Tanpa menunggu lebih lama, Dante memutuskan untuk ikut serta dalam pencarian. Dia tahu bahwa dengan keterlibatannya secara langsung, peluang menemukan Sera akan meningkat.
Selain itu, Dante memiliki ide yang ingin dia coba, sesuatu yang akan membuat Sera semakin terikat padanya.
Dante bergerak dengan tenang, mengikuti jejak anak buahnya ke dalam hutan. Dalam kegelapan yang menyelimuti, ia merasa dirinya seperti pemburu yang mencari mangsa.
Namun, kali ini mangsanya adalah seorang wanita yang, secara aneh, telah menarik perhatiannya.
Sera adalah teka-teki yang ingin dia pecahkan, dan dalam proses itu, dia juga harus menjaga agar tidak terjerat dalam emosi dan keinginan yang mulai merambat dalam dirinya.
“Argh! Sial! Bisa-bisanya aku memikirkan nasib wanita sialan itu!” pekiknya sembari menjambak rambutnya.
Pikiran tentang Sera yang terluka atau dalam bahaya membuatnya merasa tidak nyaman. Dia tahu bahwa tugasnya adalah menangkapnya, tetapi ada dorongan yang lebih dalam, sebuah keinginan untuk melindungi.
Dante tersenyum tipis, hampir tidak sadar akan perubahan kecil dalam dirinya. Mungkin ada sesuatu yang lebih dalam pertemuan ini, sesuatu yang belum dia pahami sepenuhnya.
“Tuan. Wanita itu telah berhasil ditemukan,” kata anak buah yang melihat Sera tengah tertidur pulas di sebuah pohon besar.

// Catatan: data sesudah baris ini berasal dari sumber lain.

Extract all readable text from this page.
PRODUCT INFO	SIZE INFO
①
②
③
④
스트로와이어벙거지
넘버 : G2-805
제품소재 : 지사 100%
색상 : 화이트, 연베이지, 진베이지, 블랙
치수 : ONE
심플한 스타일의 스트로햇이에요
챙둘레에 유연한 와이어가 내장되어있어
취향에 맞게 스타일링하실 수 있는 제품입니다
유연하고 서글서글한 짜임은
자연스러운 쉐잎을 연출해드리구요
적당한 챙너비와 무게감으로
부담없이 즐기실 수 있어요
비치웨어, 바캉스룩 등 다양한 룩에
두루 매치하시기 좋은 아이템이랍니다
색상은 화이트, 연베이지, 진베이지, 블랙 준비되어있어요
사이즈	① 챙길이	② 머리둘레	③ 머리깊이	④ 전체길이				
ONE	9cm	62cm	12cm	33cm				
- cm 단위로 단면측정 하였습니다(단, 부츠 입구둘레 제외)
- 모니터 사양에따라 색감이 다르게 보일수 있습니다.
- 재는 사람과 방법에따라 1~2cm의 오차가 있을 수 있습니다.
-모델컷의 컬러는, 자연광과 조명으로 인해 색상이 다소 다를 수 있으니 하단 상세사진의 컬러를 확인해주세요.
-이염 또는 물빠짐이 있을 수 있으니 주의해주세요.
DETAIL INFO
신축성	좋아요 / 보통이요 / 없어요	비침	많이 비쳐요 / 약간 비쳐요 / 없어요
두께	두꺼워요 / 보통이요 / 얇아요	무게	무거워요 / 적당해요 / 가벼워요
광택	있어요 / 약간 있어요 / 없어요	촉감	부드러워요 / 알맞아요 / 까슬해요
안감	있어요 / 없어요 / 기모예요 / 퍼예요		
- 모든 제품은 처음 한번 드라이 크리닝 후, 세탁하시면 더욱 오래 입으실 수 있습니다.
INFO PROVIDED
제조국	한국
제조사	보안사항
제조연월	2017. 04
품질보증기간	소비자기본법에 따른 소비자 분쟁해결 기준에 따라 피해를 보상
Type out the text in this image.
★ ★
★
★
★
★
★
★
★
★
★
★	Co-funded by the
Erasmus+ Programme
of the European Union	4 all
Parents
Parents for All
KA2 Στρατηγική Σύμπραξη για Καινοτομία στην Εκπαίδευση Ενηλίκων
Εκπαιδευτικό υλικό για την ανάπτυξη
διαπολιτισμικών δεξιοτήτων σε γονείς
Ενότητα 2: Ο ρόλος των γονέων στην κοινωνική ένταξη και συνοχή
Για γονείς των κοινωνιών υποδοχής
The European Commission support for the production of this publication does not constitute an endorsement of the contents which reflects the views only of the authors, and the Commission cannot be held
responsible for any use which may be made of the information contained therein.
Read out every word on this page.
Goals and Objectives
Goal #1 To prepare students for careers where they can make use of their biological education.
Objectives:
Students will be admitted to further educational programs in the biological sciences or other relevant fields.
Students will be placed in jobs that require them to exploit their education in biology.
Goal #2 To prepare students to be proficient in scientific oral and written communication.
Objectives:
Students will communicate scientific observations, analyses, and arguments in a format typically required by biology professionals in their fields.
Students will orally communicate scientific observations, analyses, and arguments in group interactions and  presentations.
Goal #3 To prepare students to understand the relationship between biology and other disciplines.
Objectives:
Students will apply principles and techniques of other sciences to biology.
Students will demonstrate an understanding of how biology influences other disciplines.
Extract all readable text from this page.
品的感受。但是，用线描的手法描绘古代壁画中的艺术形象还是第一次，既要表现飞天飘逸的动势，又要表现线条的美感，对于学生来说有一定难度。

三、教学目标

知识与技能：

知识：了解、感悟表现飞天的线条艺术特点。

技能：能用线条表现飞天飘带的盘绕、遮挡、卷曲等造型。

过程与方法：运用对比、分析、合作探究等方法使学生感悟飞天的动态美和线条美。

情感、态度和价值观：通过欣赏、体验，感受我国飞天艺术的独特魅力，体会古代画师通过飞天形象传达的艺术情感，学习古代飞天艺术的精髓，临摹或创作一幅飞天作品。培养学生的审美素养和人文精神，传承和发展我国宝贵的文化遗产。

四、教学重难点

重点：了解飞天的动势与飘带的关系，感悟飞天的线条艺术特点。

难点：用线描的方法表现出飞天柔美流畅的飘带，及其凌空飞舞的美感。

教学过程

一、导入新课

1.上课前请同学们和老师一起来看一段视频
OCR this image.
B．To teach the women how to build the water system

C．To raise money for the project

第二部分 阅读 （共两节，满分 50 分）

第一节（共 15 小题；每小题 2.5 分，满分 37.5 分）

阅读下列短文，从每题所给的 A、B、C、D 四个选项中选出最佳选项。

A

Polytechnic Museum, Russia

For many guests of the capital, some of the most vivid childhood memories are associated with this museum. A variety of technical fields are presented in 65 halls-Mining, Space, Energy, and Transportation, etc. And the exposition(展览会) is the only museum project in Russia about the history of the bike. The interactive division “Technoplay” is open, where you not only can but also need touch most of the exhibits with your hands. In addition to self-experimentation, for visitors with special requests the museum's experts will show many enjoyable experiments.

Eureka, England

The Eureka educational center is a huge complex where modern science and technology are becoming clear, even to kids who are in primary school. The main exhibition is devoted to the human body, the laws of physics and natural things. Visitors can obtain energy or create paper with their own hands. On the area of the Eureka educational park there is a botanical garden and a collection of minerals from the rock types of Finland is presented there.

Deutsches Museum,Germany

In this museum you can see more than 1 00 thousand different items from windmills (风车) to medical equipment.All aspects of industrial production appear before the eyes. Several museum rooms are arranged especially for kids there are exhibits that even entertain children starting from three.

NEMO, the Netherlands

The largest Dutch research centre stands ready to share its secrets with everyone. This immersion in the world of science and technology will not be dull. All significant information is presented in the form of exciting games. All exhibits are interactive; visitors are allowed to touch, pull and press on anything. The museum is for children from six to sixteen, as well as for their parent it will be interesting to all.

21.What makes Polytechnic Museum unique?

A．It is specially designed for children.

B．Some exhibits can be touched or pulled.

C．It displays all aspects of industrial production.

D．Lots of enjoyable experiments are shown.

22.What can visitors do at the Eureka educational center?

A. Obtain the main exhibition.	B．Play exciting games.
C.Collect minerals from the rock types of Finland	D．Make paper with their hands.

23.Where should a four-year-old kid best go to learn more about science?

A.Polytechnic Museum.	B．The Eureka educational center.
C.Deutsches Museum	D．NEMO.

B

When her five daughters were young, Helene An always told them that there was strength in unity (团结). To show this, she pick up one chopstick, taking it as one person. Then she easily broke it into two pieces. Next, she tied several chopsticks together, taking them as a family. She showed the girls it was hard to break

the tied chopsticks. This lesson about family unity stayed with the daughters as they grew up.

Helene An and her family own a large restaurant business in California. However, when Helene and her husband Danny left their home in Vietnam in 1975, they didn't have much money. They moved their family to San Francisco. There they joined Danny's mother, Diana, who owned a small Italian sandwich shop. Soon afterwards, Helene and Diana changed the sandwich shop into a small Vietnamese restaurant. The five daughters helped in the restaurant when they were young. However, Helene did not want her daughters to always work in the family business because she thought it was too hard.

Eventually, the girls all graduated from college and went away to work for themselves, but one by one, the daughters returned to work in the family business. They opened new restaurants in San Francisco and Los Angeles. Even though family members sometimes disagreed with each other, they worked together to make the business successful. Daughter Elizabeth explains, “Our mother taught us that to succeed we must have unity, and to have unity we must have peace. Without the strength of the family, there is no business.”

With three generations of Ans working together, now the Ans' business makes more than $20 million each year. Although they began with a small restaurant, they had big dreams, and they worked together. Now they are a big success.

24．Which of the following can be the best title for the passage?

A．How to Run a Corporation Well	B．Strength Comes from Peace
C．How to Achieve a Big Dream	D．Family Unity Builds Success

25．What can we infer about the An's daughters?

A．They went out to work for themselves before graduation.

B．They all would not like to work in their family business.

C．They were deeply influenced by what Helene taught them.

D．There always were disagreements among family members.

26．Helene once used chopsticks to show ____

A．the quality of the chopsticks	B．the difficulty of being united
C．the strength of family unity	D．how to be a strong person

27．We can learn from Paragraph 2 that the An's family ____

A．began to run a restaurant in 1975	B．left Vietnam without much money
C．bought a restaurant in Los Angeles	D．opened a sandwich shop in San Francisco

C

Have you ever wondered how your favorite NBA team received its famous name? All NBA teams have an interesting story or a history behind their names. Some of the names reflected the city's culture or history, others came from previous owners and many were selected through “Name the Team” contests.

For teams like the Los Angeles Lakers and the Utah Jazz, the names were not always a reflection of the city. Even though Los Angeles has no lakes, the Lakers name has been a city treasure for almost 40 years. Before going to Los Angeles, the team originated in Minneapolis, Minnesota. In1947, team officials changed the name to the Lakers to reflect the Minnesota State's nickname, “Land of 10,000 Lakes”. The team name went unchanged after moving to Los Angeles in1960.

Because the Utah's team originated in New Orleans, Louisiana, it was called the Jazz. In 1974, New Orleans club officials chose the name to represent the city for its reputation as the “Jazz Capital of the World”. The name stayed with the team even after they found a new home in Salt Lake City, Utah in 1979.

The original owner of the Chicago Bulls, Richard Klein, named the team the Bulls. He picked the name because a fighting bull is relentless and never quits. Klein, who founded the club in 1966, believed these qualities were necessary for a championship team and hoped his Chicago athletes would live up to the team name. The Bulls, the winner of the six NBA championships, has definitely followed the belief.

Dante menyunggingkan senyum ketika melihat wanita itu tidak sadar jika kini berhasil ditemukan lagi olehnya.
“Aku tahu apa yang harus aku lakukan agar wanita ini tidak kabur lagi,” ucapnya kemudian mencengkeram bahu Sera sampai membuat wanita itu membuka matanya dan langsung terbelalak usai melihat siapa pria yang ada di depannya ini.
“Mau lari ke mana, wanita bodoh?” Dante--dengan seringai di bibirnya, membuat mata Sera membulat sempurna menatapnya.